Inflation in China grew more slowly than expected in December. The producer price index (PPI) rose by 10.3 percent compared to the previous year, announced the National Statistics Office on Wednesday. The economists polled by Archyde.com had expected the PPI index to rise by 11.1 percent, following an increase of 12.9 percent in November. Inflation weakened following the Beijing government took action once morest high commodity prices and energy shortages. This included the order to lower the price of domestic coal.

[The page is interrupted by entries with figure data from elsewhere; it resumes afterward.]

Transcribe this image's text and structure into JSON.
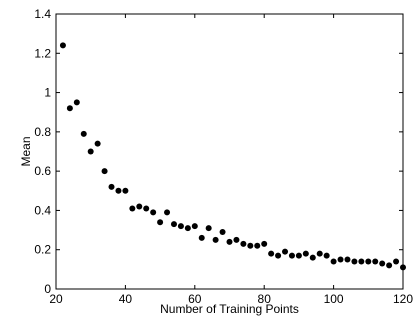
{
  "chart_data": {
    "type": "scatter",
    "title": "",
    "xlabel": "Number of Training Points",
    "ylabel": "Mean",
    "xlim": [
      20,
      120
    ],
    "ylim": [
      0,
      1.4
    ],
    "xticks": [
      "20",
      "40",
      "60",
      "80",
      "100",
      "120"
    ],
    "yticks": [
      "0",
      "0.2",
      "0.4",
      "0.6",
      "0.8",
      "1",
      "1.2",
      "1.4"
    ],
    "grid": false,
    "marker_color": "#000000",
    "series": [
      {
        "x": [
          22,
          24,
          26,
          28,
          30,
          32,
          34,
          36,
          38,
          40,
          42,
          44,
          46,
          48,
          50,
          52,
          54,
          56,
          58,
          60,
          62,
          64,
          66,
          68,
          70,
          72,
          74,
          76,
          78,
          80,
          82,
          84,
          86,
          88,
          90,
          92,
          94,
          96,
          98,
          100,
          102,
          104,
          106,
          108,
          110,
          112,
          114,
          116,
          118,
          120
        ],
        "y": [
          1.24,
          0.92,
          0.95,
          0.79,
          0.7,
          0.74,
          0.6,
          0.52,
          0.5,
          0.5,
          0.41,
          0.42,
          0.41,
          0.39,
          0.34,
          0.39,
          0.33,
          0.32,
          0.31,
          0.32,
          0.26,
          0.31,
          0.25,
          0.29,
          0.24,
          0.25,
          0.23,
          0.22,
          0.22,
          0.23,
          0.18,
          0.17,
          0.19,
          0.17,
          0.17,
          0.18,
          0.16,
          0.18,
          0.17,
          0.14,
          0.15,
          0.15,
          0.14,
          0.14,
          0.14,
          0.14,
          0.13,
          0.12,
          0.14,
          0.11
        ]
      }
    ]
  }
}
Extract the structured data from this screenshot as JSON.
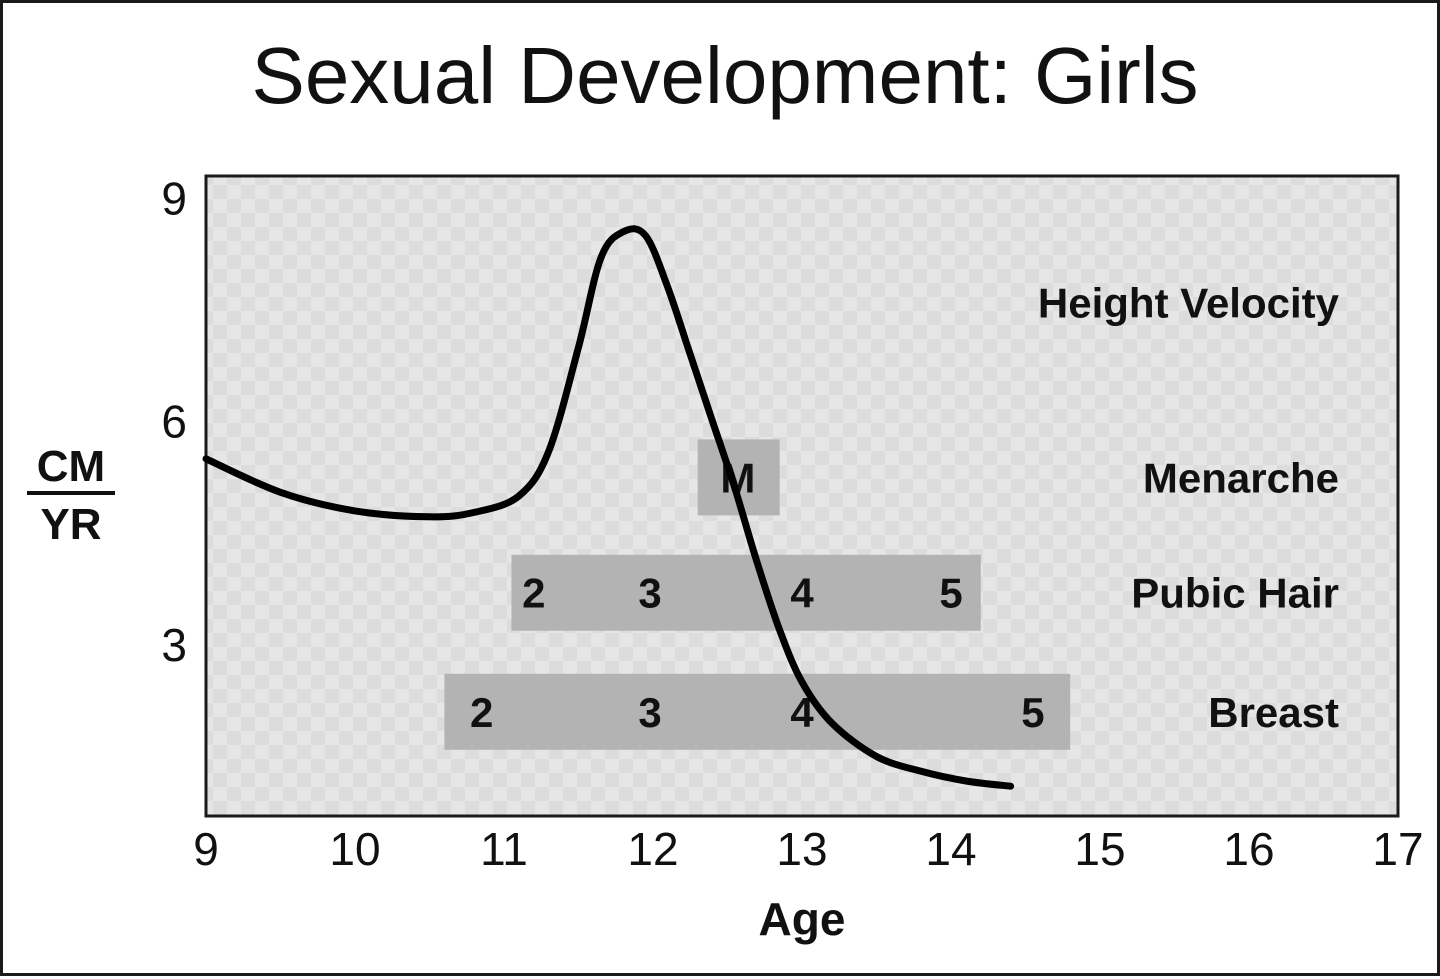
{
  "chart_data": {
    "type": "line",
    "title": "Sexual Development: Girls",
    "xlabel": "Age",
    "ylabel_numerator": "CM",
    "ylabel_denominator": "YR",
    "xlim": [
      9,
      17
    ],
    "ylim": [
      0.7,
      9.3
    ],
    "xticks": [
      9,
      10,
      11,
      12,
      13,
      14,
      15,
      16,
      17
    ],
    "yticks": [
      3,
      6,
      9
    ],
    "grid": false,
    "colors": {
      "plot_background": "#e6e6e6",
      "plot_check": "#dcdcdc",
      "band": "#b3b3b3",
      "curve": "#000000",
      "frame": "#1a1a1a"
    },
    "series": [
      {
        "name": "Height Velocity",
        "x": [
          9.0,
          9.5,
          10.0,
          10.5,
          10.8,
          11.1,
          11.3,
          11.5,
          11.65,
          11.8,
          11.95,
          12.1,
          12.25,
          12.4,
          12.55,
          12.7,
          12.85,
          13.0,
          13.2,
          13.5,
          13.8,
          14.1,
          14.4
        ],
        "y": [
          5.5,
          5.05,
          4.8,
          4.72,
          4.78,
          5.0,
          5.6,
          7.0,
          8.2,
          8.55,
          8.5,
          7.8,
          6.9,
          6.0,
          5.1,
          4.1,
          3.2,
          2.5,
          1.95,
          1.5,
          1.3,
          1.17,
          1.1
        ]
      }
    ],
    "rows": [
      {
        "label": "Menarche",
        "center_y": 5.25,
        "band": [
          12.3,
          12.85
        ],
        "stages": [
          {
            "text": "M",
            "x": 12.57
          }
        ]
      },
      {
        "label": "Pubic Hair",
        "center_y": 3.7,
        "band": [
          11.05,
          14.2
        ],
        "stages": [
          {
            "text": "2",
            "x": 11.2
          },
          {
            "text": "3",
            "x": 11.98
          },
          {
            "text": "4",
            "x": 13.0
          },
          {
            "text": "5",
            "x": 14.0
          }
        ]
      },
      {
        "label": "Breast",
        "center_y": 2.1,
        "band": [
          10.6,
          14.8
        ],
        "stages": [
          {
            "text": "2",
            "x": 10.85
          },
          {
            "text": "3",
            "x": 11.98
          },
          {
            "text": "4",
            "x": 13.0
          },
          {
            "text": "5",
            "x": 14.55
          }
        ]
      }
    ],
    "series_label": "Height Velocity",
    "series_label_y": 7.6
  }
}
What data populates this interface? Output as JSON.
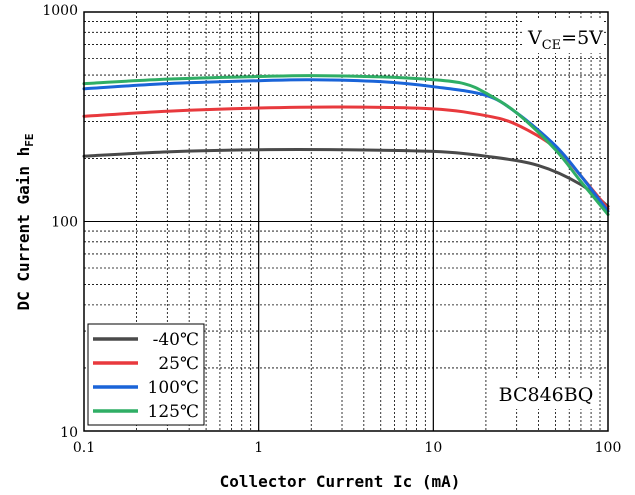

The Chinese consumer price index (CPI) rose 1.5 percent in December compared to the same month last year. In a Archyde.com poll, economists had expected growth of 1.8 percent, following 2.3 percent in November. For the full year 2021, the CPI rose 0.9 percent year-on-year, following a 2.5 percent increase in 2020.

Weaker inflation leaves the door open for further monetary easing as growth in the world’s second largest economy slows and faces headwinds in 2022. A troubled real estate market, weaker growth in the manufacturing sector and the coronavirus pandemic are causing concerns. “The lower inflation gives the government scope for further monetary easing. In our opinion, the likelihood of an interest rate cut increases, ”said Zhiwei Zhang, chief economist at Pinpoint Asset Management.

More: After days of anxiously looking at the next steps the US Federal Reserve will take, America’s stock markets are once more becoming more confident today. The prices are rising slightly.